Adriano Sofri risponde a Mario Calabresi: “Io ero dalla parte di Pino Pinelli, e sono rimasto là”
Riprendiamo dalla pagina social di Adriano Sofri il post con cui l’ex leader di
Lotta continua risponde all’invito del figlio del commisario Calabresi, il quale
– nel corso di una trasmisssione televisiva – gli chiedeva pubblicamente “una
parola di verità” sull’omicidio del padre_
Gentile Mario Calabresi, ho guardato e ascoltato, in ritardo, la trasmissione
televisiva in cui lei si rivolge a me. E si augura, in sostanza, che “prima
della fine della mia vita” – ragionevole avvertenza – io smetta di starmene
“barricato dietro mille cavilli”, e trovi “il coraggio” di dire “una parola di
verità”. E che lei e i suoi fratelli apprezzereste. Quanto a sua madre, “mi ha
perdonato, benché io non l’abbia chiesto”.
Questo avviene in un programma che si intitola “La confessione”, e prevede – non
ne sapevo niente – che l’invitato resti solo e pronunci, all’indirizzo della
telecamera, una propria confessione. Nella circostanza lei non fa una sua
confessione, ma la chiede a me. Di confessare. Intendo stupirmi, e obiettare.
Nel corso della trasmissione nessuno, né lei né il conduttore, si è curato di
ricordare che io mi sono sempre dichiarato incolpevole di aver “ordinato” (!) o
fomentato l’omicidio del commissario Calabresi, suo padre.
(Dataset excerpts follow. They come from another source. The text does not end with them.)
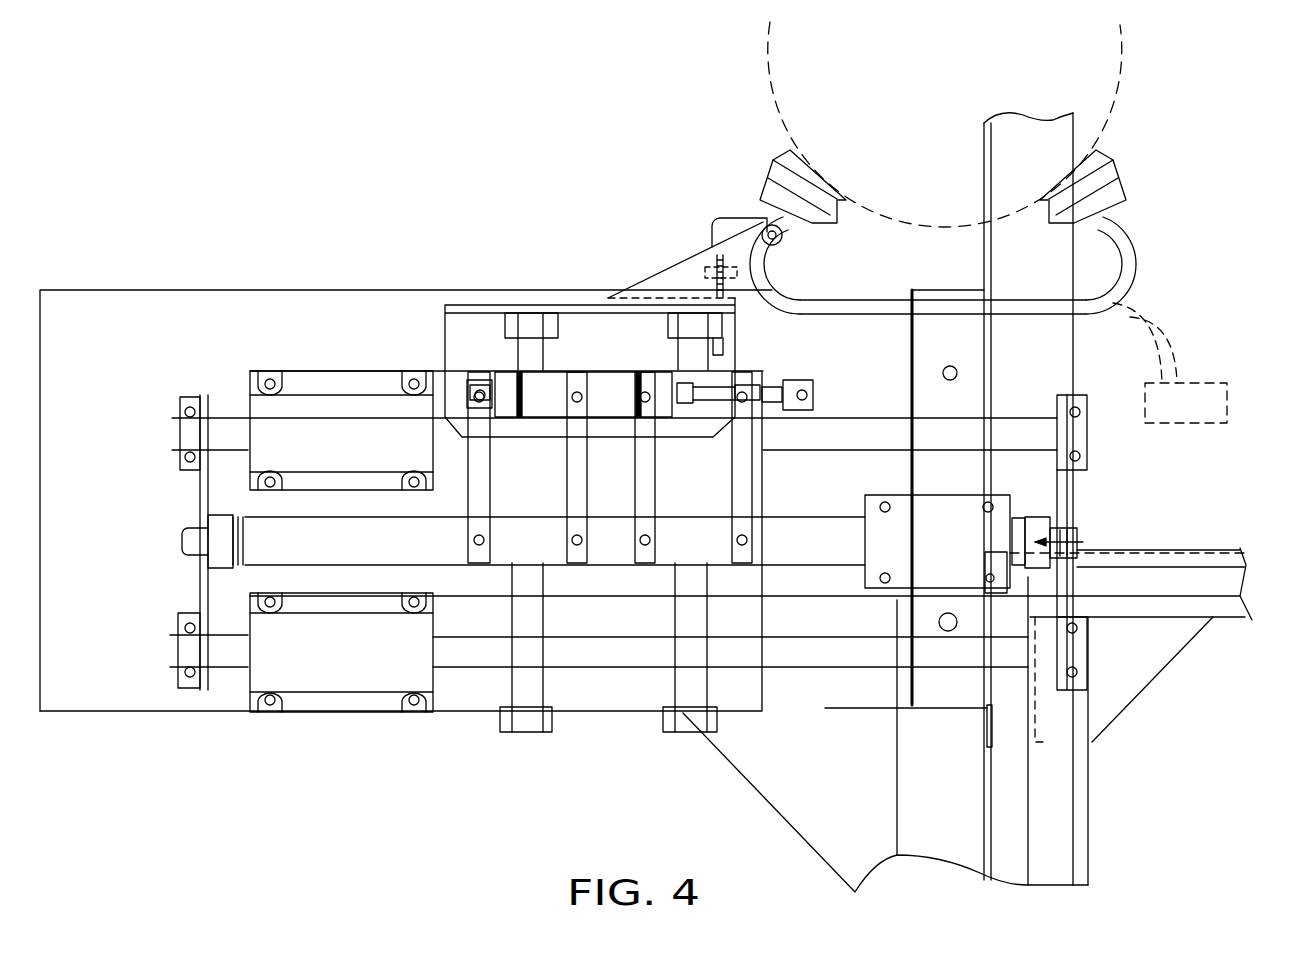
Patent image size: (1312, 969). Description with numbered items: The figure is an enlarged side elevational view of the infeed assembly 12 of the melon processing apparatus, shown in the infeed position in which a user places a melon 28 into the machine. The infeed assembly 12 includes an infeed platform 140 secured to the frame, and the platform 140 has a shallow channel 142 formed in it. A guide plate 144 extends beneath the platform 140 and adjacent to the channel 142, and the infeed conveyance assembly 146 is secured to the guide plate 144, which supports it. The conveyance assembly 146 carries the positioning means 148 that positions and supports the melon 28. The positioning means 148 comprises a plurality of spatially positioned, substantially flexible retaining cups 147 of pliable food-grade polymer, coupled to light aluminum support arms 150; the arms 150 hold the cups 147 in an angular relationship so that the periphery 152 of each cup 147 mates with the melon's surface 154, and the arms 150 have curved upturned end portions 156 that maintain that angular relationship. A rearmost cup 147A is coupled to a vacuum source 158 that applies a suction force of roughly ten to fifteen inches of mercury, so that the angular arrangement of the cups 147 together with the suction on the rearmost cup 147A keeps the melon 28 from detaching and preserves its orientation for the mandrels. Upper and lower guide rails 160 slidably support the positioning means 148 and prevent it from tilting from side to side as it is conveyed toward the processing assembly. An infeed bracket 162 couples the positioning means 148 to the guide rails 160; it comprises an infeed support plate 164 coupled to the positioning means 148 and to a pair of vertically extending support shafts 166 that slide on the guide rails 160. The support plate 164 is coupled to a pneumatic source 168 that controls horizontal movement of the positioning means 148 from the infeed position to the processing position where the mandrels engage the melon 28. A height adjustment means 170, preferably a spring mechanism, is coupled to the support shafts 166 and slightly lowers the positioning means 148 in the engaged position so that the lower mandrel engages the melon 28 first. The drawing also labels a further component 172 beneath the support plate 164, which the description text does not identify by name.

The infeed assembly 12 is at (458, 250).
The melon 28 is at (1120, 73).
The infeed platform 140 is at (110, 290).
The shallow channel 142 is at (912, 292).
The guide plate 144 is at (401, 509).
The infeed conveyance assembly 146 is at (780, 463).
The retaining cups 147 is at (1105, 184).
The rearmost cup 147A is at (792, 153).
The positioning means 148 is at (890, 188).
The support arms 150 is at (840, 308).
The periphery 152 is at (820, 177).
The melon's surface 154 is at (1113, 104).
The curved upturned end portions 156 is at (763, 287).
The vacuum source 158 is at (1205, 383).
The guide rails 160 is at (818, 636).
The infeed bracket 162 is at (588, 322).
The infeed support plate 164 is at (682, 264).
The vertically extending support shafts 166 is at (680, 690).
The pneumatic source 168 is at (312, 397).
The height adjustment means 170 is at (755, 378).
The pneumatic cylinder 172 is at (535, 492).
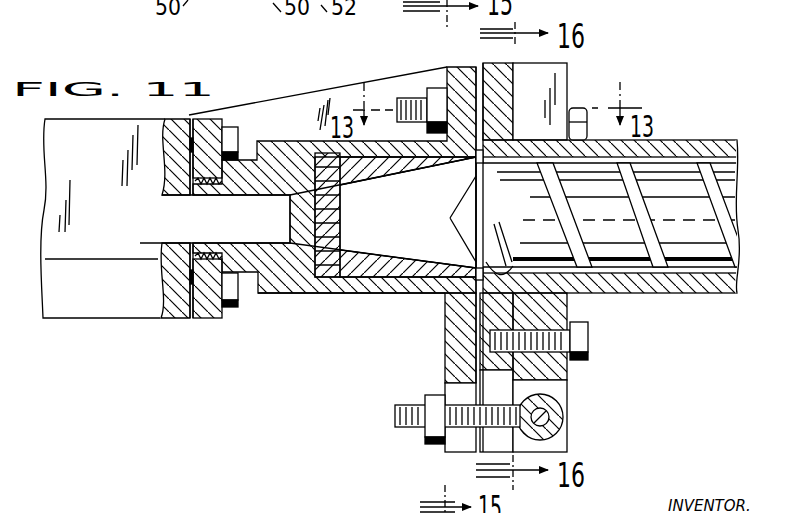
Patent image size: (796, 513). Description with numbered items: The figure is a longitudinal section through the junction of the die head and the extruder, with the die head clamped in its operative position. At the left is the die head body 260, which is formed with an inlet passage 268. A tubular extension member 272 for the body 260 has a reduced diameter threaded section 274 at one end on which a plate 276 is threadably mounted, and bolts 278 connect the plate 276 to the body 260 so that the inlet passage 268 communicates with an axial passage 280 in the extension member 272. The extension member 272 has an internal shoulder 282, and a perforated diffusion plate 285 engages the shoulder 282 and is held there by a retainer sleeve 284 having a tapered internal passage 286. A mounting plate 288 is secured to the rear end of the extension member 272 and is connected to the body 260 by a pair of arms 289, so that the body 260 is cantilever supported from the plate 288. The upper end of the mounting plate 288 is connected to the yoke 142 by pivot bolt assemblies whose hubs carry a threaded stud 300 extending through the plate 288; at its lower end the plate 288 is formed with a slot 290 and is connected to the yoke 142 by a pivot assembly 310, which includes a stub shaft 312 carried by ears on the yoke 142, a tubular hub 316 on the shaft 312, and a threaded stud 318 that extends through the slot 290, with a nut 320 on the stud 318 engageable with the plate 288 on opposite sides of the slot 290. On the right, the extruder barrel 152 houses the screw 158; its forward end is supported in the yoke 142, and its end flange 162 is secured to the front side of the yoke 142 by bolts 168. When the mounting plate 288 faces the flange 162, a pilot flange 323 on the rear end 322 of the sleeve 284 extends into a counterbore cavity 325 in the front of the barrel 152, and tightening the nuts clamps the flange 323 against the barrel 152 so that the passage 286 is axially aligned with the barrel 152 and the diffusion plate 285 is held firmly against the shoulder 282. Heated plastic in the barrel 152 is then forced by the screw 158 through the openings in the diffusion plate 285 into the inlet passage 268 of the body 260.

The yoke 142 is at (556, 378).
The barrel 152 is at (650, 145).
The screw 158 is at (730, 213).
The flange 162 is at (503, 77).
The bolts 168 is at (586, 108).
The body 260 is at (67, 164).
The inlet passage 268 is at (170, 212).
The tubular extension member 272 is at (343, 293).
The reduced diameter threaded section 274 is at (197, 246).
The plate 276 is at (203, 132).
The bolts 278 is at (235, 141).
The axial passage 280 is at (262, 240).
The internal shoulder 282 is at (365, 258).
The retainer sleeve 284 is at (367, 244).
The perforated diffusion plate 285 is at (337, 208).
The tapered internal passage 286 is at (412, 293).
The mounting plate 288 is at (452, 358).
The arms 289 is at (391, 78).
The slot 290 is at (455, 442).
The threaded stud 300 is at (414, 103).
The pivot assembly 310 is at (572, 420).
The stub shaft 312 is at (551, 408).
The tubular hub 316 is at (557, 430).
The threaded stud 318 is at (398, 418).
The nut 320 is at (400, 405).
The rear end 322 is at (487, 263).
The pilot flange 323 is at (506, 257).
The counterbore cavity 325 is at (477, 166).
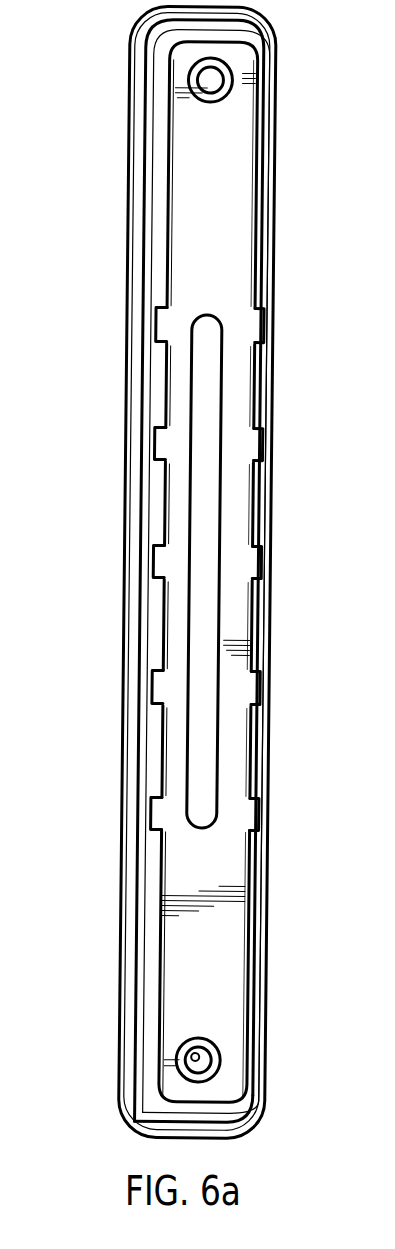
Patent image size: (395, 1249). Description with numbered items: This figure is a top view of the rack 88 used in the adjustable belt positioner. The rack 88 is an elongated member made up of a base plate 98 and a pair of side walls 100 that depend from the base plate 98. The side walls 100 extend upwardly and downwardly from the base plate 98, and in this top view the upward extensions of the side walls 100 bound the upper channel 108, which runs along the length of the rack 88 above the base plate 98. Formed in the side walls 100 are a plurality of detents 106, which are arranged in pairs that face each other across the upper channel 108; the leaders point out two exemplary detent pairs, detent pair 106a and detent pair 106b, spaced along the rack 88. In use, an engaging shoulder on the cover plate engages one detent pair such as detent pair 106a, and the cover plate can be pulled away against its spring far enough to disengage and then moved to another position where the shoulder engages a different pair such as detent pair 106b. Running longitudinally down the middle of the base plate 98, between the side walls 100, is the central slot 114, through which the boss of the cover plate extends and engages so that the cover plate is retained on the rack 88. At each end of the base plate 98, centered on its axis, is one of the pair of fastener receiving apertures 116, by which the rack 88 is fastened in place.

The rack 88 is at (274, 215).
The base plate 98 is at (233, 920).
The side walls 100 is at (267, 788).
The detents 106 is at (252, 676).
The detent pair 106a is at (250, 328).
The detent pair 106b is at (243, 445).
The upper channel 108 is at (230, 978).
The central slot 114 is at (217, 628).
The fastener receiving apertures 116 is at (212, 88).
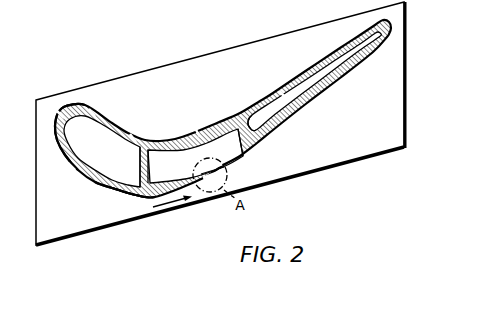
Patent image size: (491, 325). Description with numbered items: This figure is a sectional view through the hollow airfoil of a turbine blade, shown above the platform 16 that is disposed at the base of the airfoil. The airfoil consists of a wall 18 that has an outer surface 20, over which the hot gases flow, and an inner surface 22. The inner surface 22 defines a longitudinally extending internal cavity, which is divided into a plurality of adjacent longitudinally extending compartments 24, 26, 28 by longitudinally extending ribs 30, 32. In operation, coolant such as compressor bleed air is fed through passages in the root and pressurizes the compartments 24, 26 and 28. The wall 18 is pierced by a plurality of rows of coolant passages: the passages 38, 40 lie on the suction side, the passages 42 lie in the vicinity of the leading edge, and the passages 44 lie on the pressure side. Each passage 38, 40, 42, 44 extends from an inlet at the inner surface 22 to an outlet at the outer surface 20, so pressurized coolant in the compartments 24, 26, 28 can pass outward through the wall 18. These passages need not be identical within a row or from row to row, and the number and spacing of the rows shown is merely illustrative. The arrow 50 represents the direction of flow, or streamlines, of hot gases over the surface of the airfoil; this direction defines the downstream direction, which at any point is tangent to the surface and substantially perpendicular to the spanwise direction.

The platform 16 is at (369, 132).
The wall 18 is at (88, 177).
The outer surface 20 is at (110, 193).
The inner surface 22 is at (98, 130).
The compartment 24 is at (97, 155).
The compartment 26 is at (170, 170).
The compartment 28 is at (295, 100).
The rib 30 is at (144, 163).
The rib 32 is at (238, 137).
The coolant passage 38 is at (222, 173).
The coolant passage 40 is at (125, 194).
The coolant passage 42 is at (59, 113).
The coolant passage 44 is at (133, 137).
The arrow 50 is at (170, 207).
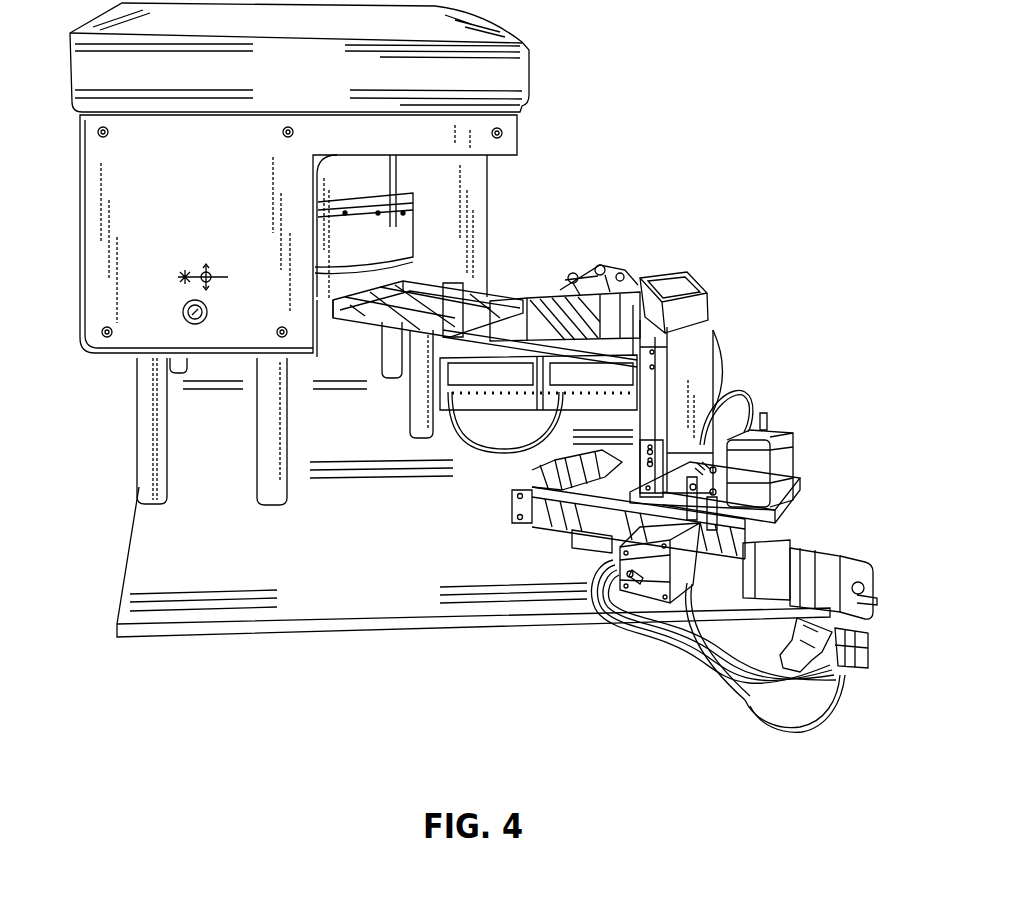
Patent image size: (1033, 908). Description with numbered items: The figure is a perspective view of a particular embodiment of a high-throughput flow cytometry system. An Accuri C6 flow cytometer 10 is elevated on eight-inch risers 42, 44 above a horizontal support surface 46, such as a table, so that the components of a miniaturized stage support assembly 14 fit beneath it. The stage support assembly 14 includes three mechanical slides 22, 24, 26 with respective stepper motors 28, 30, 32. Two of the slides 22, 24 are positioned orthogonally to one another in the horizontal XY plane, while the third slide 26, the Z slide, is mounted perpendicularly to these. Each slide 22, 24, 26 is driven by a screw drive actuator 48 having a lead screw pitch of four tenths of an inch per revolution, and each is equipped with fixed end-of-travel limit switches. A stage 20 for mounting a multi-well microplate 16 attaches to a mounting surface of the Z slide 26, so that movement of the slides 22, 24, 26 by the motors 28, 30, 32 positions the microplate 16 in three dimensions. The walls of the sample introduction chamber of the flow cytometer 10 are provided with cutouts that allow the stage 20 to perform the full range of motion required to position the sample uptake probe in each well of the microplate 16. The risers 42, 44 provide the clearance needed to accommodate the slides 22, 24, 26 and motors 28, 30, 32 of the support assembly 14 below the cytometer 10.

The flow cytometer 10 is at (172, 215).
The stage support assembly 14 is at (753, 373).
The multi-well microplate 16 is at (413, 283).
The stage 20 is at (520, 307).
The mechanical slide 22 is at (723, 567).
The mechanical slide 24 is at (753, 603).
The mechanical slide 26 is at (807, 520).
The stepper motor 28 is at (872, 578).
The stepper motor 30 is at (638, 590).
The stepper motor 32 is at (800, 443).
The riser 42 is at (267, 467).
The riser 44 is at (163, 383).
The horizontal support surface 46 is at (377, 541).
The screw drive actuator 48 is at (562, 490).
Dunque, a distanza di 54 anni dal fatto, di 36 dall’accusa, di 14 dalla mia
intera pena legalmente “espiata” (e “prima della fine” eccetera) lei mi
raccomanda che tramuti la mia rigorosa rivendicazione di non colpevolezza,
ribadita nelle aule di tribunale di ogni ordine, in una confessione, sollecitata
in televisione?
Io dico che sono innocente, e che il tormentato itinerario giudiziario che
abbiamo attraversato è stato dolosamente ingiusto. Quale grossolana psicologia
può far credere che io mi sarei rassegnato ad andare in galera, con la
prospettiva fondata di non uscirne più, se fossi stato colpevole? (Risi come di
un vero scherzo quando i magistrati competenti al primo e ultimo interrogatorio
mi assicurarono che mi bastava confessare per escludere anche un solo giorno di
carcere).
Forse lei, chiedendomi “una parola di verità” – dunque ripetendomi che mento –
non pretendeva, per sé e per i suoi fratelli, una confessione, ma una qualche
altra argomentazione sugli anni, gli errori gli orrori i rimpianti? Anche di
questo sarei stupito, dal momento che tante volte, e perfino sottoscrivendo
parole dettate da altri, io dissi a sua madre, e per lei a tutti voi, il mio
dispiacere per i modi dell’accanita campagna di Lotta Continua contro Luigi
Calabresi, assumendomene la responsabilità piena. Anche quando – pure questo le
è noto – non ne ero stato affatto autore, ma per la fiducia di cui godevo fra i
miei compagni e le mie compagne, e la responsabilità che me ne veniva. Io ero
dalla parte di Pino Pinelli, e sono rimasto là.
Ecco, questa ripetizione è quanto ho da dire finché sarò in vita, e anche dopo.
Naturalmente lei e i suoi fratelli potreste senz’altro incontrarmi, se vi
sembrasse una buona idea.
Abbiate i miei saluti e auguri, Adriano Sofri.